The Inverse Scale Factor in Isotropic Quantum Geometry

TL;DR

This paper quantizes the inverse scale factor in isotropic loop quantum cosmology, showing it remains finite at the classical singularity, indicating a resolution of the Big Bang singularity.

Contribution

It introduces a new quantization of the inverse scale factor that remains bounded and explicitly computes its eigenvalues, demonstrating improved behavior near the singularity.

Findings

Eigenvalues match classical expectations at large scales

Eigenvalues remain finite near the Planck scale

Classical singularity is resolved in loop quantum cosmology

Abstract

The inverse scale factor, which in classical cosmological models diverges at the singularity, is quantized in isotropic models of loop quantum cosmology by using techniques which have been developed in quantum geometry for a quantization of general relativity. This procedure results in a bounded operator which is diagonalizable simultaneously with the volume operator and whose eigenvalues are determined explicitly.
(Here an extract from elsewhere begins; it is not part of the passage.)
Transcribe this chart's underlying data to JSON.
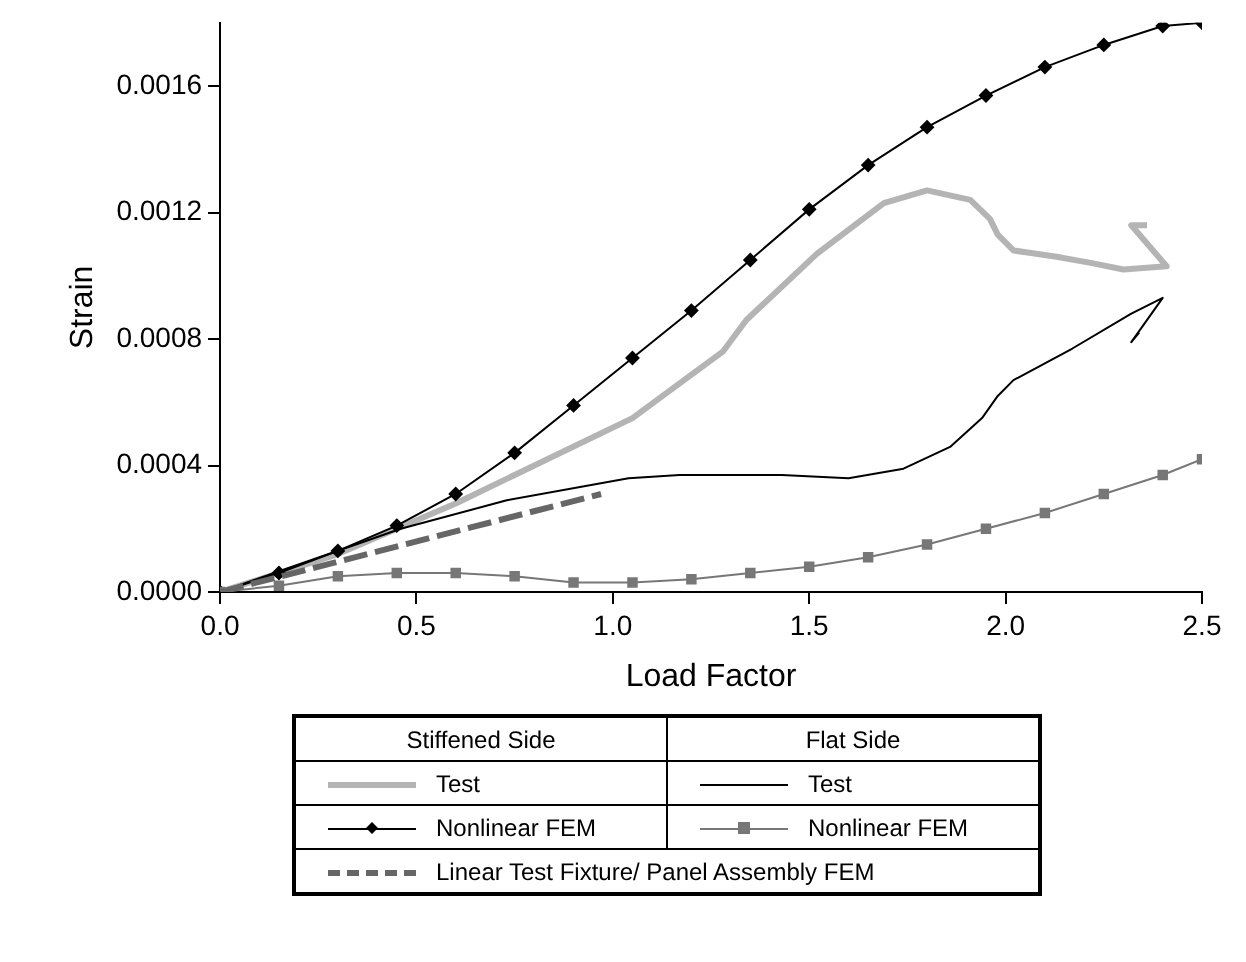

For large scale factors (in fact, up to a scale factor slightly above the Planck length) the eigenvalues are close to the classical expectation, whereas below the Planck length there are large deviations leading to a non-diverging behavior of the inverse scale factor even though the scale factor has vanishing eigenvalues. This is a first indication that the classical singularity is better behaved in loop quantum cosmology.